Çılgın proje Kanal İstanbul’un hazırlanan Çevresel Etki Değerlendirmesi (ÇED) raporunun ilk aşaması İnceleme ve Değerlendirme Komisyonu tarafından 28 kasımda ele alınacak. Takip eden 10 gün içinde son şeklini alan ÇED raporu ikinci aşamasını tamamlamış olacak.

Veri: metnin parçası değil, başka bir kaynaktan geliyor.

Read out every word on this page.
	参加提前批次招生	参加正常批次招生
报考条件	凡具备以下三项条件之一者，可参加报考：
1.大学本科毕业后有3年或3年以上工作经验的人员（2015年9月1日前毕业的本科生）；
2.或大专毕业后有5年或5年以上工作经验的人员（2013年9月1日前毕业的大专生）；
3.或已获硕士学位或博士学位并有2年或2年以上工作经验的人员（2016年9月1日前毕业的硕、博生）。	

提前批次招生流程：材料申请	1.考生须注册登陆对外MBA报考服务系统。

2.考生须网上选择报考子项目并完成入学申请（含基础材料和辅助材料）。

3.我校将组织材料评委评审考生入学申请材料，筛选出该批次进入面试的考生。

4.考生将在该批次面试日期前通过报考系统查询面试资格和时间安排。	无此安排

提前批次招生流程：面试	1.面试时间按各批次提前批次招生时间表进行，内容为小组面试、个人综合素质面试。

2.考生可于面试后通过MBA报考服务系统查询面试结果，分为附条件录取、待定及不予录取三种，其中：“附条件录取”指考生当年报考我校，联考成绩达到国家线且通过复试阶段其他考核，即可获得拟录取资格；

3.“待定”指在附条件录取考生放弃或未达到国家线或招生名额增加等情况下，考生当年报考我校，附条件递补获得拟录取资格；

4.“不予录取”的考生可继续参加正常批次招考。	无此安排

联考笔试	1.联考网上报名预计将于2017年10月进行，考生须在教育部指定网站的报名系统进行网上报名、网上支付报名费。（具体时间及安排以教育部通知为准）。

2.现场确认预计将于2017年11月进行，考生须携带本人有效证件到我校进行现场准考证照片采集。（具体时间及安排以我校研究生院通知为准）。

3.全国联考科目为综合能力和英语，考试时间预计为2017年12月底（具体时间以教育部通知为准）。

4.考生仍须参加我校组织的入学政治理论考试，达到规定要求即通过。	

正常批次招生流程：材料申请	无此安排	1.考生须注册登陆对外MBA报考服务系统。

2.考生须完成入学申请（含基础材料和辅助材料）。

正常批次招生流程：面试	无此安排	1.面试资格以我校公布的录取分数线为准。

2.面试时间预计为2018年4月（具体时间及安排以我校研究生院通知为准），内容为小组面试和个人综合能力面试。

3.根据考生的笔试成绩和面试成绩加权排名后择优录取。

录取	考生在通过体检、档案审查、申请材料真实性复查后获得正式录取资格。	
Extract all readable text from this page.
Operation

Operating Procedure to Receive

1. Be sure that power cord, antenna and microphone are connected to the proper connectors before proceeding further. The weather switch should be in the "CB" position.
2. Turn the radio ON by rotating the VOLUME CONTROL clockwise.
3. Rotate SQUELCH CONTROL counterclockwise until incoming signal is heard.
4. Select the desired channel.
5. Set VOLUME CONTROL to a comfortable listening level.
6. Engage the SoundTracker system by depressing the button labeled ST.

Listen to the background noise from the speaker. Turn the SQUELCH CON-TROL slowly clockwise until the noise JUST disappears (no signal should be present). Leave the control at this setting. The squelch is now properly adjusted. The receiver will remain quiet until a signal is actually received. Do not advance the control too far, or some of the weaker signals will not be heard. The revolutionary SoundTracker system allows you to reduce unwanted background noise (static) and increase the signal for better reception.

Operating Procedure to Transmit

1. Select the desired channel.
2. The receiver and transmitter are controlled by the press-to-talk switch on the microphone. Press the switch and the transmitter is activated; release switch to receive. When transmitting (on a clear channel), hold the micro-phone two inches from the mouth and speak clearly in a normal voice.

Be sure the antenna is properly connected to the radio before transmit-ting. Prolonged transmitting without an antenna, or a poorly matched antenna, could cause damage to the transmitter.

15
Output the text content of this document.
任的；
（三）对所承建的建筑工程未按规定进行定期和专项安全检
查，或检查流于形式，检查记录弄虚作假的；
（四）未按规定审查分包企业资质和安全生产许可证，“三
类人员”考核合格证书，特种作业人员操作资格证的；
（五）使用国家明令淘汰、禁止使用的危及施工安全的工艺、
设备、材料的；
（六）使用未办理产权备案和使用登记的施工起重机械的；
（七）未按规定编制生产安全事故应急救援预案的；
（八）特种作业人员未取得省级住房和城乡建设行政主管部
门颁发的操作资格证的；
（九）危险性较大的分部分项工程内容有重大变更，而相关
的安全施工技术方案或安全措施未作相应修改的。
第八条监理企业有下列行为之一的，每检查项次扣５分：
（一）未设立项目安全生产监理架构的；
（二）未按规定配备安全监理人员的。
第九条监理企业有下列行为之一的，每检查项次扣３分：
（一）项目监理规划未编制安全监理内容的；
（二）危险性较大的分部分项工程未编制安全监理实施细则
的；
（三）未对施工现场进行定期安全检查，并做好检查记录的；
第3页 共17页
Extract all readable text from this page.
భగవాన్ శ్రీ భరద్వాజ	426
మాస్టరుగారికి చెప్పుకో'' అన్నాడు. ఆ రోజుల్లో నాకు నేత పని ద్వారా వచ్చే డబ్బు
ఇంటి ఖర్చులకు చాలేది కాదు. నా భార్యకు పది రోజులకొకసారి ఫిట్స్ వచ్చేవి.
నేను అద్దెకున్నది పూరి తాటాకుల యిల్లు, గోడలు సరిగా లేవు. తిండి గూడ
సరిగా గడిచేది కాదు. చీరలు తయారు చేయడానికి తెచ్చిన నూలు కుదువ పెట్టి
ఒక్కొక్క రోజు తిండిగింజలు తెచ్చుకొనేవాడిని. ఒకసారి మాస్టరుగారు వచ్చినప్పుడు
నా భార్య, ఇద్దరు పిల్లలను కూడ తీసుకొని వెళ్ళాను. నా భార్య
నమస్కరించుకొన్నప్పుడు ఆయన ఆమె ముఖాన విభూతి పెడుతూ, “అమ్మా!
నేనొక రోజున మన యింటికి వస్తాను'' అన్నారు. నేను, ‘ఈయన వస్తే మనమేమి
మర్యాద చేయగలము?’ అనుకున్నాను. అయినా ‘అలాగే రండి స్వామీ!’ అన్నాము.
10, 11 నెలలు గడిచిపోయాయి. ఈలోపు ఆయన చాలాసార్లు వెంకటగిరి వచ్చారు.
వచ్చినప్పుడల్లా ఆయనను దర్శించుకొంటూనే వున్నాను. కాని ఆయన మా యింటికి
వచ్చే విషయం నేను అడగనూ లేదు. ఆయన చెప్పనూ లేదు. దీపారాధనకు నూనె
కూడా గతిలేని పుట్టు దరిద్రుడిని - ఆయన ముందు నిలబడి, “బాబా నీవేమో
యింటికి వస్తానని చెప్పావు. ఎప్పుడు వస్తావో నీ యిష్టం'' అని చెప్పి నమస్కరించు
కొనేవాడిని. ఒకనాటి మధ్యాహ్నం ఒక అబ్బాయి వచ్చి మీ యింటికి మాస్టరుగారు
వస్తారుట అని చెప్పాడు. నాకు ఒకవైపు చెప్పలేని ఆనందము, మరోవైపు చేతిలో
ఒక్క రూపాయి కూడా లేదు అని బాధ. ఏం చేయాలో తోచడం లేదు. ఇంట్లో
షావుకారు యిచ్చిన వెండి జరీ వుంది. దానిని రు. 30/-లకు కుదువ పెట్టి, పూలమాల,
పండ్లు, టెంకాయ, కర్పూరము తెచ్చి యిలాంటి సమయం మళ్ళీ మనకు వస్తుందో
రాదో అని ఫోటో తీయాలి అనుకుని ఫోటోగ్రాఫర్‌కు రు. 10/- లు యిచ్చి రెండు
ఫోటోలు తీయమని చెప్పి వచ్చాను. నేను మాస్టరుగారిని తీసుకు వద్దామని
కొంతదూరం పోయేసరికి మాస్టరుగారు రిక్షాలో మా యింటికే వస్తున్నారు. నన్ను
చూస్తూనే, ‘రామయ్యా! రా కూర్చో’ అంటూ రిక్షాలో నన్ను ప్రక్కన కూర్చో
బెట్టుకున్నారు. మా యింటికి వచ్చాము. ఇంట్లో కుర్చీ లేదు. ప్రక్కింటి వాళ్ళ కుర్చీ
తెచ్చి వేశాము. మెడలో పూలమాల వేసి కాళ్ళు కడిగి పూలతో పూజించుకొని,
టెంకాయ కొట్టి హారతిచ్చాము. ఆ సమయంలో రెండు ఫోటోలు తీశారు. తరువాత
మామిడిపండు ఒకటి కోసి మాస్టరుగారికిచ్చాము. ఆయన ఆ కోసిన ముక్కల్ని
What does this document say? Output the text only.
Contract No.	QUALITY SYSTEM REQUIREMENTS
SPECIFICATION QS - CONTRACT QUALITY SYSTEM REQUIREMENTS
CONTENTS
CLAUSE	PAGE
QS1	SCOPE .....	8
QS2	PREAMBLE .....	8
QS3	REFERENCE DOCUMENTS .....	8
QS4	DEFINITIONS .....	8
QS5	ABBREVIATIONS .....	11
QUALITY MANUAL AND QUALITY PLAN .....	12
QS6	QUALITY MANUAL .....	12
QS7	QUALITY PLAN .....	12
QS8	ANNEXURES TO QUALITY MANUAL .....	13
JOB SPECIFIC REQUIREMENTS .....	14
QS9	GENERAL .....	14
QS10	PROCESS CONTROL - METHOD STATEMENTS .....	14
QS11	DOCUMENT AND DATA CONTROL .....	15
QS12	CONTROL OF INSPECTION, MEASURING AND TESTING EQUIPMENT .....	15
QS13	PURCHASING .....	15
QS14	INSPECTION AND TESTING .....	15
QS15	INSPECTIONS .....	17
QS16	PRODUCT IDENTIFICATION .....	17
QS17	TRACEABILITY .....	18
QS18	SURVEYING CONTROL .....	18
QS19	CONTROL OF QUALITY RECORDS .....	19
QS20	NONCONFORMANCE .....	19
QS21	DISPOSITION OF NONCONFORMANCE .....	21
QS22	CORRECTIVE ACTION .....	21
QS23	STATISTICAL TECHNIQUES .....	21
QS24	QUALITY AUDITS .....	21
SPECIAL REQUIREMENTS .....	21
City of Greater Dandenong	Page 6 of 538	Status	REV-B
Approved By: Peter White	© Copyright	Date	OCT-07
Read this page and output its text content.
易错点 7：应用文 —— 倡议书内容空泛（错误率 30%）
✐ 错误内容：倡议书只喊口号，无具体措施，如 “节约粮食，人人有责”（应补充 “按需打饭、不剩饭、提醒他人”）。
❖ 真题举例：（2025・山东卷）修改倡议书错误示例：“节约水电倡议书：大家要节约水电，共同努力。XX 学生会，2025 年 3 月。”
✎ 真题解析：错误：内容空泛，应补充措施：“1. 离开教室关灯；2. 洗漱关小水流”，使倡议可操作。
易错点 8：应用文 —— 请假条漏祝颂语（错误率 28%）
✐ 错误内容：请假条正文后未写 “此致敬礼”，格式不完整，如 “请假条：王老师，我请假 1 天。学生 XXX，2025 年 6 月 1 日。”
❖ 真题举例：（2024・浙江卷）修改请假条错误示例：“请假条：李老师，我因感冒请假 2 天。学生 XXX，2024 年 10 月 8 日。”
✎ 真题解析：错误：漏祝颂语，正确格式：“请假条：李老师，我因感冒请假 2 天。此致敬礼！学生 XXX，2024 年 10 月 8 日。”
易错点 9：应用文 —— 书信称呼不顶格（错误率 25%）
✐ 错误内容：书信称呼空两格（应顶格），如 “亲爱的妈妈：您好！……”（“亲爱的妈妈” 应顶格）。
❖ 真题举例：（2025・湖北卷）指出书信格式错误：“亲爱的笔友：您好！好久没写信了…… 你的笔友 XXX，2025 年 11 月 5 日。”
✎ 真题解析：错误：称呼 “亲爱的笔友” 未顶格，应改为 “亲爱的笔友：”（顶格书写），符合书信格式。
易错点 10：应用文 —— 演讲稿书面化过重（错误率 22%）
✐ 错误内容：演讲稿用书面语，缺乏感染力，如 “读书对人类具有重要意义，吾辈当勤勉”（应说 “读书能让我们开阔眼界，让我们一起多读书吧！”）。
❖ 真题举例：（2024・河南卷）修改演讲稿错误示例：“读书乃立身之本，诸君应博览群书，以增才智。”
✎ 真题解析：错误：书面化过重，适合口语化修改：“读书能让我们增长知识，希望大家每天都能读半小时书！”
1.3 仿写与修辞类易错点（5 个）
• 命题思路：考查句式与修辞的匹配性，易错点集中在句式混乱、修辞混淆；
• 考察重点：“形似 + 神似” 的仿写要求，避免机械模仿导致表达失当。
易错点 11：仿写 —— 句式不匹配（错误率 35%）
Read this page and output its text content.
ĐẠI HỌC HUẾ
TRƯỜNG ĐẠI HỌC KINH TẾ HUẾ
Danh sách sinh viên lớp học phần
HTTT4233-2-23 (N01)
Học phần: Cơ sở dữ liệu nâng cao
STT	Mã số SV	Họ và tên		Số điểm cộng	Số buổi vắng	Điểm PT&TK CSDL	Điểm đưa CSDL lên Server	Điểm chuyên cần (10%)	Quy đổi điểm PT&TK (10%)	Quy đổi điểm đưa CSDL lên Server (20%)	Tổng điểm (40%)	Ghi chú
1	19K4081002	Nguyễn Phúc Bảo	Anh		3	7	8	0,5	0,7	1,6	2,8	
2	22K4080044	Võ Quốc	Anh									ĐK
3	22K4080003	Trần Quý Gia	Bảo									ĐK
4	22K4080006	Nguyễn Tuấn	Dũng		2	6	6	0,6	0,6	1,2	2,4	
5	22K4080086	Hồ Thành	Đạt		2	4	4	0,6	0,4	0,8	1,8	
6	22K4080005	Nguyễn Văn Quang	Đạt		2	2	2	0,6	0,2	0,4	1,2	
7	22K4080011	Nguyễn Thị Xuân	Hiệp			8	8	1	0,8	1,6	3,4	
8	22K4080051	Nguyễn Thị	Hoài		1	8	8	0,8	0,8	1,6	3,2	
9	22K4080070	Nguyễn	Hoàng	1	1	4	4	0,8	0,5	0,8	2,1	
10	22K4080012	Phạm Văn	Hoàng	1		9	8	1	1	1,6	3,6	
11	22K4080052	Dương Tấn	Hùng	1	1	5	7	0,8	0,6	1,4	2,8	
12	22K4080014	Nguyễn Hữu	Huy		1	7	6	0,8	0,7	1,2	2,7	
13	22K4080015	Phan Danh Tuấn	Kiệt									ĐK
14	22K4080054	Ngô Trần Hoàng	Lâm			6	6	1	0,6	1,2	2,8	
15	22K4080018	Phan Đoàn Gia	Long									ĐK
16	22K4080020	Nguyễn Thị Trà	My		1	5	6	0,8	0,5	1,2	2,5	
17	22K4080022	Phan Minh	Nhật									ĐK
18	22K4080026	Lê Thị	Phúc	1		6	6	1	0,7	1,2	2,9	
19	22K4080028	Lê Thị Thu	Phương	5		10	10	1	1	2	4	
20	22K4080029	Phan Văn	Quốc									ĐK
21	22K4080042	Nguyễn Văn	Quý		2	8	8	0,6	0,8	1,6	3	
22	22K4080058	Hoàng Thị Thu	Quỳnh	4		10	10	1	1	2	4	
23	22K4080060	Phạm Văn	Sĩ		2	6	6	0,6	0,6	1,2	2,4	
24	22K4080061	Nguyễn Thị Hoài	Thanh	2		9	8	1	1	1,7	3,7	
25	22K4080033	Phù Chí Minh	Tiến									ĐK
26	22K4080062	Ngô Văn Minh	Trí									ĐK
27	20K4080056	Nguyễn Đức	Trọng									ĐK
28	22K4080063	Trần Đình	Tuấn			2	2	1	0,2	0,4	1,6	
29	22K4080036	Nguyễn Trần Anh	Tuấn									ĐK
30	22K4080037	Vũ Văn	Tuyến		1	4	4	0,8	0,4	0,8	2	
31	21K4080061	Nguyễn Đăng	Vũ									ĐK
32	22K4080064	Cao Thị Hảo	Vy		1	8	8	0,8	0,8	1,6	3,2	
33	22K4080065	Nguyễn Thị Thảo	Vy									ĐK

Çevre ve Şehircilik Bakanlığı’na raporun son halinin sunulmasıyla birlikte üçüncü sürecin de tamamlanmasından sonra nihai rapora gelecek eleştiriler sonrasında Kanal İstanbul projesi son şeklini alacak.
ÇED raporunun ilk aşamasına göre Marmara Denizi ile Küçükçekmece Gölü’nü birbirinden ayıran köprü pozisyonundaki kara parçası yaklaşık bir kilometre açılacak.
45 kilometre uzunluğa sahip olacak kanalın 7 yılda tamamlanması ve 75 milyar liraya mal olması planlanıyor.
ÇED Raporu, “Kanal İstanbul gerekli mi?” sorusuna da yanıt veriyor
Raporda ticari gemilerin 20 temmuz 1936 tarihinde imzalanan Montrö Boğazlar Sözleşmesi kapamında geçiş yaptığı ve o tarihlerde boğazlardan gelen yıllık gemi sayısının 3 binlerde olduğu hatırlatılarak günümüzde geçen gemi sayısının yılda 50 bine ulaştığı ve 2070 yılında boğazlardan geçecek gemi sayısının 86 binli adetlere yükseleceği ve özellikle, akaryakıt ve benzeri diğer tehlikeli/zehirli maddeleri taşıyan gemi ve tanker geçişlerinin artmasıyla birlikte İstanbul’un risk altına gireceği belirtilerek İstanbul Boğazı’na alternatif bir geçiş güzergahının planlanmasını zorunlu hale geldiğine dikkat çekildi.